IT Management

Every CIO has contemplated at some point replacing the mainframe with a completely server-based data center. It’s a no-brainer, right? The servers are so easy to use; they’re flexible, elegant, and virtualized. In addition, you no longer have to worry about where to find mainframe-experienced personnel. Ah, if only it were that simple …

There are many things a CIO must consider when mainframe and distributed server systems are present in an organization, including:

  • Mainframe vs. distributed server farm electricity and space costs
  • Quantity of mainframe personnel needed vs. distributed server farm personnel needed
  • Mainframe up-time and security vs. distributed server farm up-time and security
  • Mainframe TCO vs. distributed server farm TCO over a five-year period
  • The effectiveness of mainframe virtualization vs. distributed server farm virtualization
  • Oracle and other license fee savings of consolidating Linux onto the mainframe vs. virtualized distributed server consolidation
  • More advanced IT technologies also exist on today’s mainframes, so new workloads can be created just as fast as on distributed server farms.
  • Finding mainframe-skilled personnel vs. finding distributed server-skilled personnel.

While there are many considerations, all CIOs would be well-advised to quickly banish the thought of replacing the mainframe with all distributed servers because they would face a very unpleasant surprise in the future. Here’s why.  

The Total Cost of Operations (TCO) for a mainframe is 10 times less than most distributed server farms and requires far fewer people to efficiently maintain and operate. Today, there are many CIOs with one or more mainframe systems and a vast number of distributed systems in place. Mainframes are less expensive than their distributed counterparts in several ways, including electricity, floor space, and manpower. So, when you choose the distributed servers over a mainframe, you lose tremendous competitive advantage. Worse yet, such a decision isn’t easy to reverse.

Of course, both mainframe and distributed server groups will argue their system is the best solution. CIOs who possess a significant amount of IT experience and have been meeting business goals on a reliable and continuous basis for years have little difficulty determining the best IT solution for their organizations. These experienced CIOs understand the technical benefits of the mainframe as well as the best way to leverage this asset for maximum competitive advantage.

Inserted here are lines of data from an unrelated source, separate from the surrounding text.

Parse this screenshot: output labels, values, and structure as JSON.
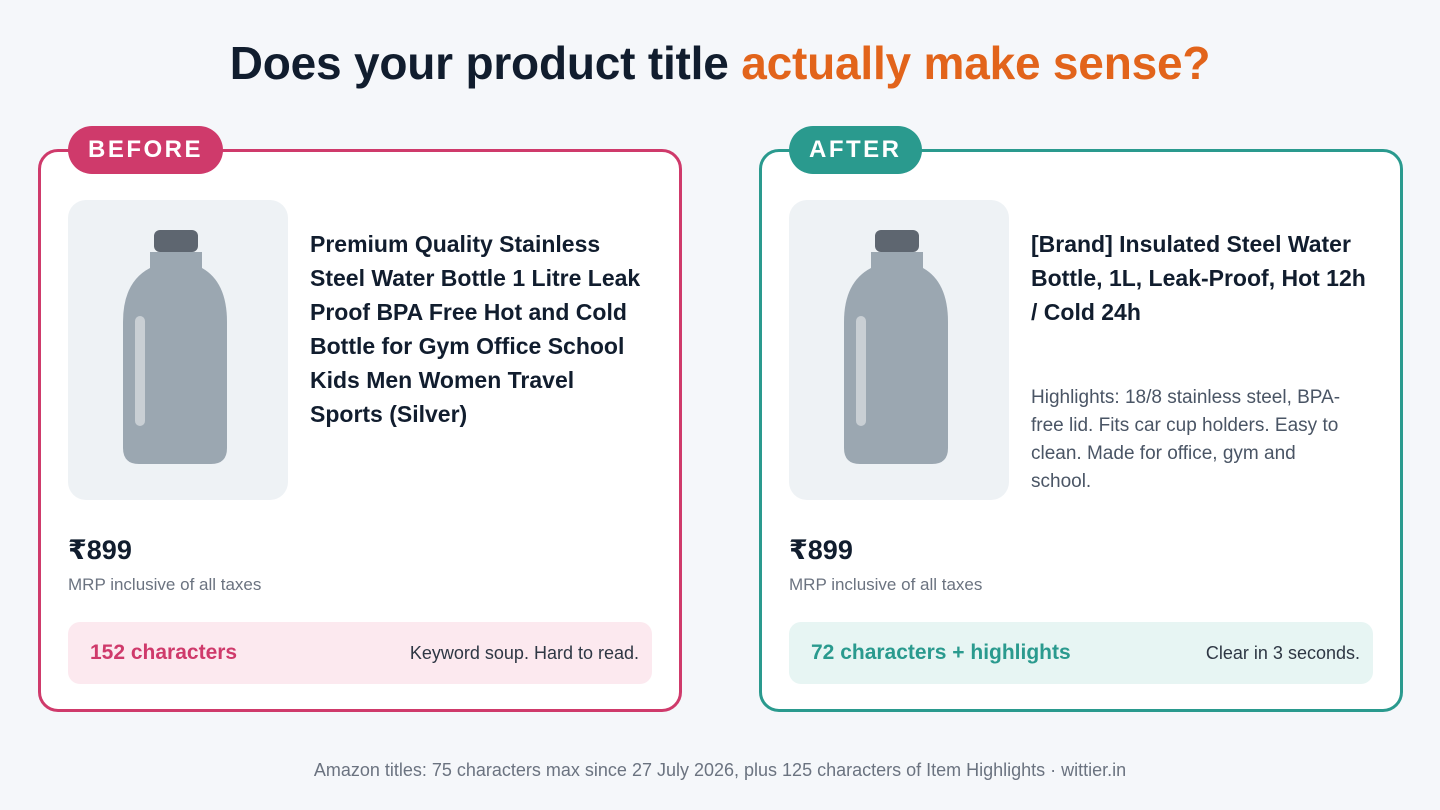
{
  "headline": {
    "part1": "Does your product title ",
    "accent": "actually make sense?"
  },
  "before": {
    "badge": "BEFORE",
    "title": "Premium Quality Stainless Steel Water Bottle 1 Litre Leak Proof BPA Free Hot and Cold Bottle for Gym Office School Kids Men Women Travel Sports (Silver)",
    "price": "₹899",
    "mrp": "MRP inclusive of all taxes",
    "count": "152 characters",
    "note": "Keyword soup. Hard to read."
  },
  "after": {
    "badge": "AFTER",
    "title": "[Brand] Insulated Steel Water Bottle, 1L, Leak-Proof, Hot 12h / Cold 24h",
    "highlights": "Highlights: 18/8 stainless steel, BPA-free lid. Fits car cup holders. Easy to clean. Made for office, gym and school.",
    "price": "₹899",
    "mrp": "MRP inclusive of all taxes",
    "count": "72 characters + highlights",
    "note": "Clear in 3 seconds."
  },
  "footer": "Amazon titles: 75 characters max since 27 July 2026, plus 125 characters of Item Highlights · wittier.in",
  "colors": {
    "before_accent": "#cf3a6b",
    "after_accent": "#2a9a8e",
    "headline_accent": "#e2641b"
  },
  "icons": {
    "product_image": "water-bottle-icon"
  }
}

However, there also are CIOs whose experience is mainly on the business side of their organization. This group can face some yet unrealized, significant dangers in their decision-making when it comes to choosing the best IT solution for their organization. It’s easy for CIOs whose experience largely comes from the business side of an organization to make a computing platform decision that looks and feels correct only to discover five to 10 years down the road that their TCO has far exceeded their most liberal forecasts. Once there, they’re trapped in a sea of costs with no easy or inexpensive escape route.

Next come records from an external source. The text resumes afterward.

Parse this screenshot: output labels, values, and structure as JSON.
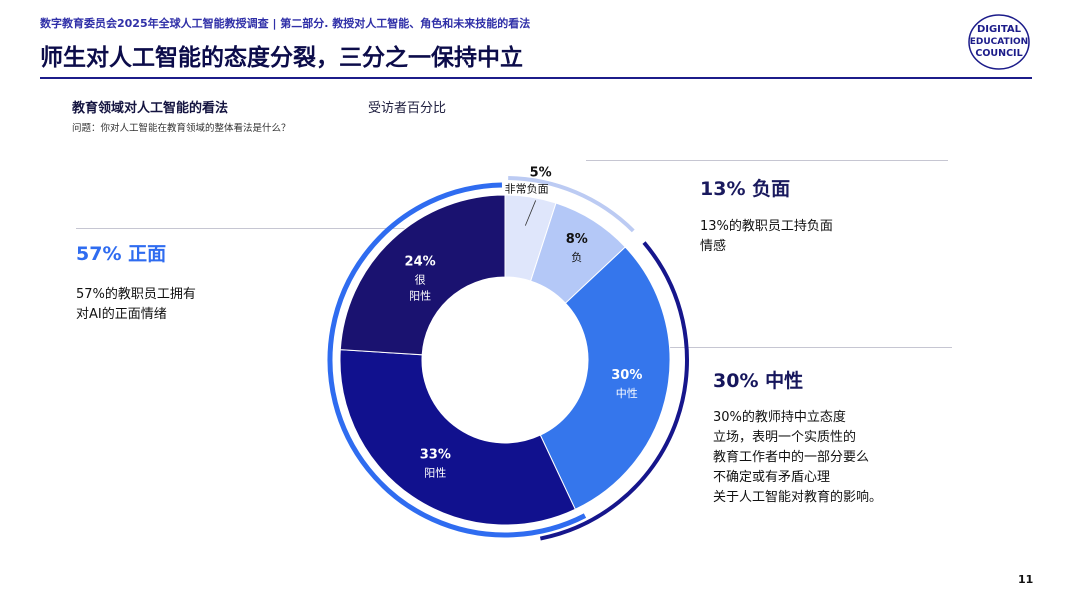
{
  "header": {
    "breadcrumb": "数字教育委员会2025年全球人工智能教授调查 | 第二部分. 教授对人工智能、角色和未来技能的看法",
    "title": "师生对人工智能的态度分裂，三分之一保持中立",
    "logo_lines": [
      "DIGITAL",
      "EDUCATION",
      "COUNCIL"
    ]
  },
  "chart_data": {
    "type": "pie",
    "title": "教育领域对人工智能的看法",
    "subtitle": "受访者百分比",
    "question": "问题：你对人工智能在教育领域的整体看法是什么？",
    "slices": [
      {
        "label": "非常负面",
        "value": 5,
        "value_label": "5%",
        "color": "#dfe6fb"
      },
      {
        "label": "负",
        "value": 8,
        "value_label": "8%",
        "color": "#b4c8f7"
      },
      {
        "label": "中性",
        "value": 30,
        "value_label": "30%",
        "color": "#3576ec"
      },
      {
        "label": "阳性",
        "value": 33,
        "value_label": "33%",
        "color": "#11118e"
      },
      {
        "label": "很\n阳性",
        "value": 24,
        "value_label": "24%",
        "color": "#1a1270"
      }
    ],
    "groups": [
      {
        "name": "13% 负面",
        "value": 13,
        "description": "13%的教职员工持负面\n情感",
        "color": "#bccbf3"
      },
      {
        "name": "30% 中性",
        "value": 30,
        "description": "30%的教师持中立态度\n立场，表明一个实质性的\n教育工作者中的一部分要么\n不确定或有矛盾心理\n关于人工智能对教育的影响。",
        "color": "#16168c"
      },
      {
        "name": "57% 正面",
        "value": 57,
        "description": "57%的教职员工拥有\n对AI的正面情绪",
        "color": "#2f6cf0"
      }
    ]
  },
  "page_number": "11"
}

But What About Being Able to Develop Applications Faster?

CIOs who focus on distributed platforms are able to quickly implement applications using Microsoft .NET, which is a developer favorite. These applications can quickly be developed, eliminating the symptoms of slow, methodical, development times. However, faster application development doesn’t yield the stable, methodical, wellgoverned IT department of mainframe computing environments that’s legendary for maximum security, availability, and dependability.

Figure 1 shows a set of calculations based on the WinterGreen Research ROI calculator, which contains a detailed analysis of the different factors impacting IT and data center costs. Different factors impact costs, including the number of distributed servers and MIPS needed to do the job, the N-way effect, workload variations, the level of processor-intensive computing to be done, and the variety and size of the workload to be processed. System calculations also depend on how well the software is optimized relative to the hardware platform on which it’s running.